San Diego is struggling to shoulder the surging cost of water from the San Diego County Water Authority — and the City Council is fed up.
The Council delivered an unprecedented public bashing of the Water Authority during Tuesday’s meeting, with one councilmember suggesting the city’s Public Utilities Department just refuse to pay their water bill.
“The County Water Authority has been a bad actor. It’s time they get called out,” said District 2 Councilmember Jen Campbell at Tuesday’s City Council meeting.
The main problem is that the Water Authority’s water prices are hard to predict, public utilities staff say, so it’s difficult to forecast how much local water prices can and should rise to cover both the cost of buying water from the agency and the city’s own water infrastructure needs. Buying water from the Water Authority is the city’s second largest expense and the city is currently grappling with a $258 million budget deficit.

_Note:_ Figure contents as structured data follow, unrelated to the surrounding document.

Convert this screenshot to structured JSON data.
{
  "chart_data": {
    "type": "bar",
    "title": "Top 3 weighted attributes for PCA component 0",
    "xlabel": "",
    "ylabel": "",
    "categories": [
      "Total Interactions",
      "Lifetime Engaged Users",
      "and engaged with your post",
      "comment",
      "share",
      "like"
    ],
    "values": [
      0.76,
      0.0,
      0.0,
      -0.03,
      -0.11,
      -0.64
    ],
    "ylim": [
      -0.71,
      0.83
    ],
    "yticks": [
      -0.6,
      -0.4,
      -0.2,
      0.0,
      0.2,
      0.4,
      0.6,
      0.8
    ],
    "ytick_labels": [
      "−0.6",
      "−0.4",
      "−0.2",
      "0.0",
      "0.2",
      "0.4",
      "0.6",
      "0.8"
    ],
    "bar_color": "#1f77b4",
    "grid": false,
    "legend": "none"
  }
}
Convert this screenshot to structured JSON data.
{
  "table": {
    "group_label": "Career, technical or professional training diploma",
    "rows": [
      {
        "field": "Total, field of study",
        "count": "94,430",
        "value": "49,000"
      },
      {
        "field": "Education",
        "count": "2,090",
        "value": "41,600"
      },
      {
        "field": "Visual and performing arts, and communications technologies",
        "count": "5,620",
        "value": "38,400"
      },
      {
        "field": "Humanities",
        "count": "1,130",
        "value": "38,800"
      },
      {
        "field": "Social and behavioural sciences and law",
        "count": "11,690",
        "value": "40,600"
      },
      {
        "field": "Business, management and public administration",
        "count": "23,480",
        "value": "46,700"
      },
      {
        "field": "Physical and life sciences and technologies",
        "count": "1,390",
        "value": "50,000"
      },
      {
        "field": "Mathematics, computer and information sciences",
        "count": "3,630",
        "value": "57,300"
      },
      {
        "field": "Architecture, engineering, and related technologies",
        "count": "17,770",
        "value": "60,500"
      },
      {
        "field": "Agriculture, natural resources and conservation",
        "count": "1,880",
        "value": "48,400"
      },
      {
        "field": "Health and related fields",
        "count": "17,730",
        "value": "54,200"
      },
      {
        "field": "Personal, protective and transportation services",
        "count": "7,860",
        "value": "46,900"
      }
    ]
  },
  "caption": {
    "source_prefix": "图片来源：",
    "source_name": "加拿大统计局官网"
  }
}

The department asked the City Council to make their life easier and grant them authority to automatically pass on Water Authority costs to customers without a vote by elected leaders. The City Council said, we get that, but actually we’d prefer to publicly scrutinize the Water Authority every time they want more money instead.

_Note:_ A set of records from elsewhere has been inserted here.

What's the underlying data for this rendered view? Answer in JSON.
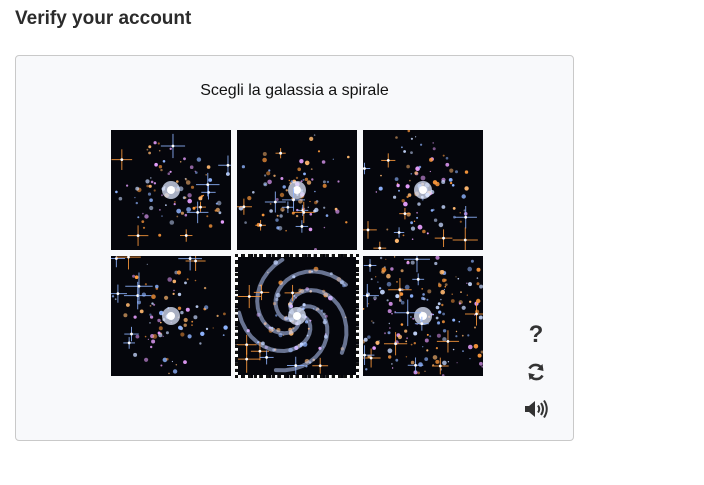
{
  "page": {
    "title": "Verify your account"
  },
  "captcha": {
    "prompt": "Scegli la galassia a spirale",
    "selected_index": 4,
    "tiles": [
      {
        "id": "tile-1",
        "icon": "galaxy-irregular-image",
        "selected": false
      },
      {
        "id": "tile-2",
        "icon": "galaxy-irregular-image",
        "selected": false
      },
      {
        "id": "tile-3",
        "icon": "galaxy-irregular-image",
        "selected": false
      },
      {
        "id": "tile-4",
        "icon": "galaxy-irregular-image",
        "selected": false
      },
      {
        "id": "tile-5",
        "icon": "galaxy-spiral-image",
        "selected": true
      },
      {
        "id": "tile-6",
        "icon": "galaxy-cluster-image",
        "selected": false
      }
    ],
    "tools": {
      "help_label": "?",
      "help_icon": "help-icon",
      "refresh_icon": "refresh-icon",
      "audio_icon": "speaker-icon"
    }
  },
  "colors": {
    "panel_bg": "#f8f9fb",
    "panel_border": "#c9c9c9",
    "star_blue": "#8fb4ff",
    "star_orange": "#ff9a3c"
  }
}
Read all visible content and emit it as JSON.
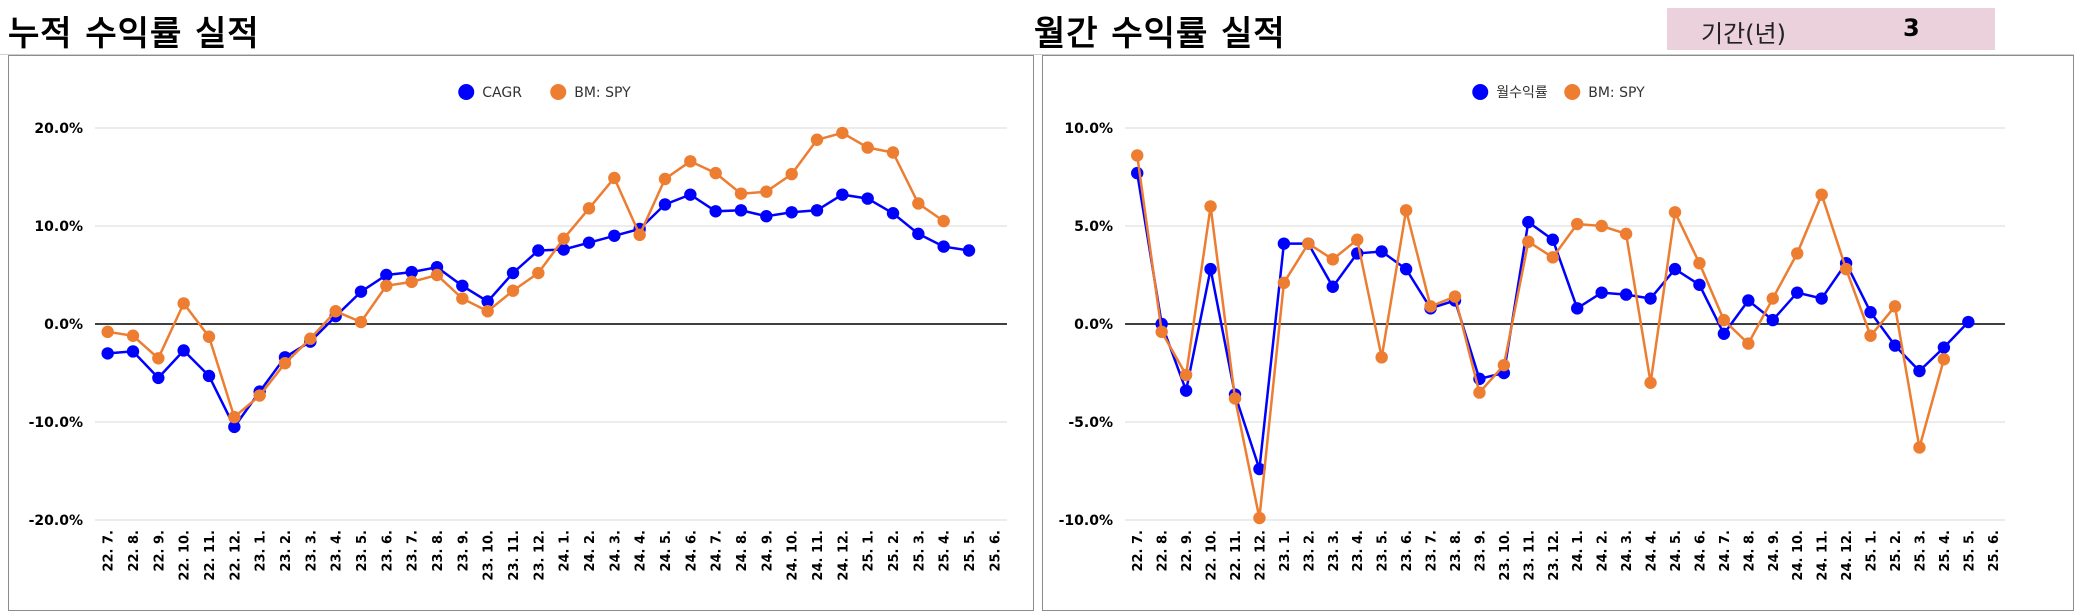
{
  "sheet": {
    "left_title": "누적 수익률 실적",
    "right_title": "월간 수익률 실적",
    "period_label": "기간(년)",
    "period_value": "3"
  },
  "colors": {
    "primary": "#0000ff",
    "benchmark": "#ed7d31",
    "zero_line": "#000000",
    "grid": "#d9d9d9",
    "period_bg": "#ead1dc"
  },
  "chart_data": [
    {
      "id": "cumulative",
      "type": "line",
      "title": "",
      "xlabel": "",
      "ylabel": "",
      "ylim": [
        -0.2,
        0.2
      ],
      "yticks": [
        0.2,
        0.1,
        0.0,
        -0.1,
        -0.2
      ],
      "ytick_labels": [
        "20.0%",
        "10.0%",
        "0.0%",
        "-10.0%",
        "-20.0%"
      ],
      "grid": true,
      "legend": "top-center",
      "categories": [
        "22. 7.",
        "22. 8.",
        "22. 9.",
        "22. 10.",
        "22. 11.",
        "22. 12.",
        "23. 1.",
        "23. 2.",
        "23. 3.",
        "23. 4.",
        "23. 5.",
        "23. 6.",
        "23. 7.",
        "23. 8.",
        "23. 9.",
        "23. 10.",
        "23. 11.",
        "23. 12.",
        "24. 1.",
        "24. 2.",
        "24. 3.",
        "24. 4.",
        "24. 5.",
        "24. 6.",
        "24. 7.",
        "24. 8.",
        "24. 9.",
        "24. 10.",
        "24. 11.",
        "24. 12.",
        "25. 1.",
        "25. 2.",
        "25. 3.",
        "25. 4.",
        "25. 5.",
        "25. 6."
      ],
      "series": [
        {
          "name": "CAGR",
          "color": "#0000ff",
          "values": [
            -0.03,
            -0.028,
            -0.055,
            -0.027,
            -0.053,
            -0.105,
            -0.069,
            -0.034,
            -0.018,
            0.008,
            0.033,
            0.05,
            0.053,
            0.058,
            0.039,
            0.023,
            0.052,
            0.075,
            0.076,
            0.083,
            0.09,
            0.097,
            0.122,
            0.132,
            0.115,
            0.116,
            0.11,
            0.114,
            0.116,
            0.132,
            0.128,
            0.113,
            0.092,
            0.079,
            0.075,
            null
          ]
        },
        {
          "name": "BM: SPY",
          "color": "#ed7d31",
          "values": [
            -0.008,
            -0.012,
            -0.035,
            0.021,
            -0.013,
            -0.095,
            -0.073,
            -0.04,
            -0.015,
            0.013,
            0.002,
            0.039,
            0.043,
            0.05,
            0.026,
            0.013,
            0.034,
            0.052,
            0.087,
            0.118,
            0.149,
            0.091,
            0.148,
            0.166,
            0.154,
            0.133,
            0.135,
            0.153,
            0.188,
            0.195,
            0.18,
            0.175,
            0.123,
            0.105,
            null,
            null
          ]
        }
      ]
    },
    {
      "id": "monthly",
      "type": "line",
      "title": "",
      "xlabel": "",
      "ylabel": "",
      "ylim": [
        -0.1,
        0.1
      ],
      "yticks": [
        0.1,
        0.05,
        0.0,
        -0.05,
        -0.1
      ],
      "ytick_labels": [
        "10.0%",
        "5.0%",
        "0.0%",
        "-5.0%",
        "-10.0%"
      ],
      "grid": true,
      "legend": "top-center",
      "categories": [
        "22. 7.",
        "22. 8.",
        "22. 9.",
        "22. 10.",
        "22. 11.",
        "22. 12.",
        "23. 1.",
        "23. 2.",
        "23. 3.",
        "23. 4.",
        "23. 5.",
        "23. 6.",
        "23. 7.",
        "23. 8.",
        "23. 9.",
        "23. 10.",
        "23. 11.",
        "23. 12.",
        "24. 1.",
        "24. 2.",
        "24. 3.",
        "24. 4.",
        "24. 5.",
        "24. 6.",
        "24. 7.",
        "24. 8.",
        "24. 9.",
        "24. 10.",
        "24. 11.",
        "24. 12.",
        "25. 1.",
        "25. 2.",
        "25. 3.",
        "25. 4.",
        "25. 5.",
        "25. 6."
      ],
      "series": [
        {
          "name": "월수익률",
          "color": "#0000ff",
          "values": [
            0.077,
            0.0,
            -0.034,
            0.028,
            -0.036,
            -0.074,
            0.041,
            0.041,
            0.019,
            0.036,
            0.037,
            0.028,
            0.008,
            0.012,
            -0.028,
            -0.025,
            0.052,
            0.043,
            0.008,
            0.016,
            0.015,
            0.013,
            0.028,
            0.02,
            -0.005,
            0.012,
            0.002,
            0.016,
            0.013,
            0.031,
            0.006,
            -0.011,
            -0.024,
            -0.012,
            0.001,
            null
          ]
        },
        {
          "name": "BM: SPY",
          "color": "#ed7d31",
          "values": [
            0.086,
            -0.004,
            -0.026,
            0.06,
            -0.038,
            -0.099,
            0.021,
            0.041,
            0.033,
            0.043,
            -0.017,
            0.058,
            0.009,
            0.014,
            -0.035,
            -0.021,
            0.042,
            0.034,
            0.051,
            0.05,
            0.046,
            -0.03,
            0.057,
            0.031,
            0.002,
            -0.01,
            0.013,
            0.036,
            0.066,
            0.028,
            -0.006,
            0.009,
            -0.063,
            -0.018,
            null,
            null
          ]
        }
      ]
    }
  ]
}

Why the Latino Vote Swung Right in Southern San Diego

Through our Public Matters reporting partnership, inewsource explores reasons why Donald Trump garnered significantly more Latino votes in parts of southern San Diego.
“Most Latinos go to church. Most Latinos are conservative. But they’re not Republican yet,” said Hector Gastelum, a Chula Vista resident and former mayoral candidate who voted for Trump in each general election. But the high cost of groceries, gas and housing under Biden punished regular citizens, Gastelum said, and more are joining the Republican Party.
The owner of a feed and supply store in San Ysidro said his taxes went down during Trump’s first term, and his customers had more money to spend.
Trump gained 13 percentage points in San Ysidro, where 90 percent of residents are Latino, in 2024 compared to his run in 2020. And in Chula Vista, where 60 percent are Latino, Trump gained 7 percentage points respectively.
Local political scientists opined further that Democrats are generally “demoralized” and didn’t turn out to vote as they did in 2020.
Activists: Imperial Beach Tenant Protections Too Little Too Late

Imperial Beach just became the latest San Diego County city to approve protections for renters facing eviction ahead of remodeling projects.
The Imperial Beach City Council voted 3-2 Wednesday to increase required payouts to evicted tenants and whittle down the types of remodeling projects that justify eviction.
Yet, as our Jim Hinch reports, the new protections won’t come soon enough for residents in two large Imperial Beach complexes facing eviction in coming weeks.
Activists who rallied the City Council to approve new rules in response to mass eviction notices that went out at the two complexes also don’t think the new rules go far enough.
In Other News
- Fox 5 San Diego reports that county Supervisor Jim Desmond is running for Congress. (ICYMI, our Tigist Layne previewed the race to replace the termed-out Desmond on the county board earlier this week.)
- NBC 7 San Diego revealed another setback for Las Cuatro Milpas in Barrio Logan: The beloved Mexican restaurant failed a second health inspection and must remain closed for now.
- CBS 8 reports that a civil suit against ex-county supervisor Nathan Fletcher will go to trial in September.
- UC San Diego is the fastest-growing UC campus in the state, the Union-Tribune reports.